The chkStaleSession basically creates/deletes PID/lock files named by
its concatenated arguments (skipping $1 and $2). This is what
chkStaleSession does: if the given lock file already exists and it
contains a PID and its the PID for a different smbd and it's still
running, then stomp that stale smbd, otherwise create/overwrite the lock
file and store given PID in it.
> > NT clients reconnect after a 45 second timeout.
> Good, then there is never any need to wait for more that say 50 seconds
> before timing the server out if expected data hasn't arrived.
> This actually meens that we could clean up a lot of timeout-code and
> allways use read_socket_with_timeout() insted of read_socket_data().
> We should also remove the "blocking" code in read_socket_with_timeout
> and force the timeout to no more than 50 seconds.
> > Samba needs a way to deal with these stale smbd processes. I'm still not
> > exactly clear on what goes on that causes Samba to block on a socket,
> > that ought to be dead, waiting for input; I've not spent enough time
> > tracing the packets or the smbd processes so my analysis is partly based
> > on guessing (I had no idea about the FIN-FIN/ACK bug when I sent my very
> > first e-mail about this to the list); it could even be that there's a
> > bug in the way the NT clients abandon the old connection (i.e., maybe
> > they don't explicitly close it) or maybe there's a bug in NT's TCP/IP
> > stack that causes TCP shutdown to not be reliable.
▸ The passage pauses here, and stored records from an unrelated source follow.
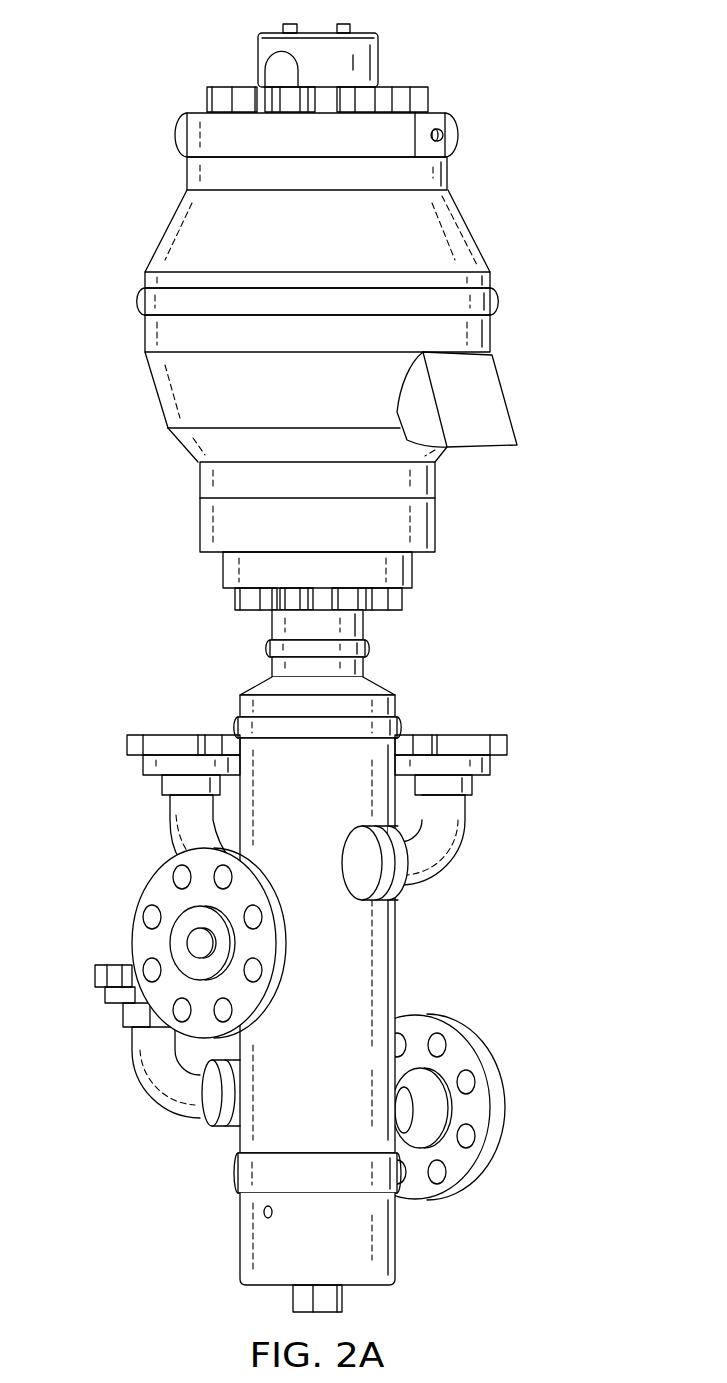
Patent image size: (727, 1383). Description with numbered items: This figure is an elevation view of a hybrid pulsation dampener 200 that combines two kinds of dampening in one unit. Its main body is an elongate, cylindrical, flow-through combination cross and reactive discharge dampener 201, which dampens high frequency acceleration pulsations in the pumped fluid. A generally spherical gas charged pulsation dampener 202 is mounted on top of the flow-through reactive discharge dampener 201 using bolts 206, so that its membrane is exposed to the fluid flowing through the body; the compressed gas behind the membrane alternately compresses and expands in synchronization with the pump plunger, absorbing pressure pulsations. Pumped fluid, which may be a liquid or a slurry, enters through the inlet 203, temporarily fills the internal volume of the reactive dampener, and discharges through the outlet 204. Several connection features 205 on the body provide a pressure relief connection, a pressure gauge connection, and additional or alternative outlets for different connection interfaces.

The hybrid pulsation dampener 200 is at (115, 53).
The flow-through reactive discharge dampener 201 is at (458, 1238).
The gas charged pulsation dampener 202 is at (522, 254).
The inlet 203 is at (132, 945).
The outlet 204 is at (505, 1110).
The connection features 205 is at (127, 743).
The bolts 206 is at (235, 600).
> I have investigated it, it has always been receive_smb() calling
> read_socket_data() as of 2.0.5a source.
This doesn't tell us what goes wrong. I'm rather busy, but if I can I
may setup a test and sniff the wire, see what's wrong...
Once I figured out what was wrong as far as Samba was concerned it was
not hard to come up with a workaround. Once I had a workaround I lost
any curiosity about what was causing the problem in the first place. Now
I'm curious again.
Technically TCP ought to recover connection shutdowns from short term
packet loss network conditions. What's happening indicates that this is
not happening. This is why the other day I theorized that the
FIN-FIN/ACK bug may be to blame, but it could be other things. Whatever
it is we ought to find it and get Sun and/or Microsoft to fix it.
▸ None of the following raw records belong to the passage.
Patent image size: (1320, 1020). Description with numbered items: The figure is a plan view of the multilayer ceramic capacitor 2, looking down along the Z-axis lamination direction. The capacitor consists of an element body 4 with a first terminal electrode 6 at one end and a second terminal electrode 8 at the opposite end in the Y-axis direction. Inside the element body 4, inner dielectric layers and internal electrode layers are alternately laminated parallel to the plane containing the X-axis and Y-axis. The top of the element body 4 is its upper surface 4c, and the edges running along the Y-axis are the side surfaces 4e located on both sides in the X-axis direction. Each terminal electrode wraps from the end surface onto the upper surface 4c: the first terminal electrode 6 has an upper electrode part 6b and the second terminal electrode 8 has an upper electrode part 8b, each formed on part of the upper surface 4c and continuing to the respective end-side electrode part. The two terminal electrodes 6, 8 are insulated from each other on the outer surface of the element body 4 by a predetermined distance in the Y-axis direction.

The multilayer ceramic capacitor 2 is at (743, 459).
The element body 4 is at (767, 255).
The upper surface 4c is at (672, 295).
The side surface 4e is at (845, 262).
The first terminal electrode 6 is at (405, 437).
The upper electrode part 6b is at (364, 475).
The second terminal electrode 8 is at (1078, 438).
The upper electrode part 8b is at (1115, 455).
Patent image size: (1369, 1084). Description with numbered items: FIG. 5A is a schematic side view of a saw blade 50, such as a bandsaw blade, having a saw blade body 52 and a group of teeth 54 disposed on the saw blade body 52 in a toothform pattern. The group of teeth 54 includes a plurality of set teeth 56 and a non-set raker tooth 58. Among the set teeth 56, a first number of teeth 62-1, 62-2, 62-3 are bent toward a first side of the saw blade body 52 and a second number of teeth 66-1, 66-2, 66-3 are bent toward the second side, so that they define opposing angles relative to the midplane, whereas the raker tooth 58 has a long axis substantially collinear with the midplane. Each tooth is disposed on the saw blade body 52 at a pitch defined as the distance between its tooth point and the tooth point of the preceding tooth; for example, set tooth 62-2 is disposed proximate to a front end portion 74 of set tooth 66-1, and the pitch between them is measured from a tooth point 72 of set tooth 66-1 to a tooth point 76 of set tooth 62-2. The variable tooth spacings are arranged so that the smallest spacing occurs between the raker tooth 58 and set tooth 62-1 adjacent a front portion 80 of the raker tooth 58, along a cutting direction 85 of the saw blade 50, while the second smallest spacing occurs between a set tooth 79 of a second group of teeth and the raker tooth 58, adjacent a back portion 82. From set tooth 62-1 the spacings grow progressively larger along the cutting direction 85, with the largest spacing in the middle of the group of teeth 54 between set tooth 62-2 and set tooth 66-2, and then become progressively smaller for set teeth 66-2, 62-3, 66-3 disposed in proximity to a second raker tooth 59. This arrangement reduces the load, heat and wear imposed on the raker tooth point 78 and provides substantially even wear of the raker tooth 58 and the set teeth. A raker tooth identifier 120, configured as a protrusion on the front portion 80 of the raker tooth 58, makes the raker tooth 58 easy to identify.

> Your system may have lower keepalive-timer in the TCP-stack I timed our
> Solaris 2.5.1-server to take 2 hours to recover.
Like I said, we're using Solaris 2.6. I know it's got many TCP/IP stack
changes with respect to 2.5.1 (like the routing code; 2.6 implements
VLSM/CIDR, for example, whereas 2.5.1 does not).
> > We've only got experience with Samba running on Solaris, so the above
> > might only apply to Solaris. I wonder what others' experiences on other
> > platforms have been.
> It looks like there is a missmatch between Solaris and M$...
I guess so, at least until someone tells us it happens under some other
server OS as well...
It's easy to test folks, connect to some [non-Solaris] Samba server from
an NT workstation, open a file on that share with some editor, yank
either the client's or the server's network connection, try to save,
wait 1 minute, put the network back, contionue trying to save the file.
If after you put the network back your editor hangs for long, then you
have the same problem we're talking about in this thread.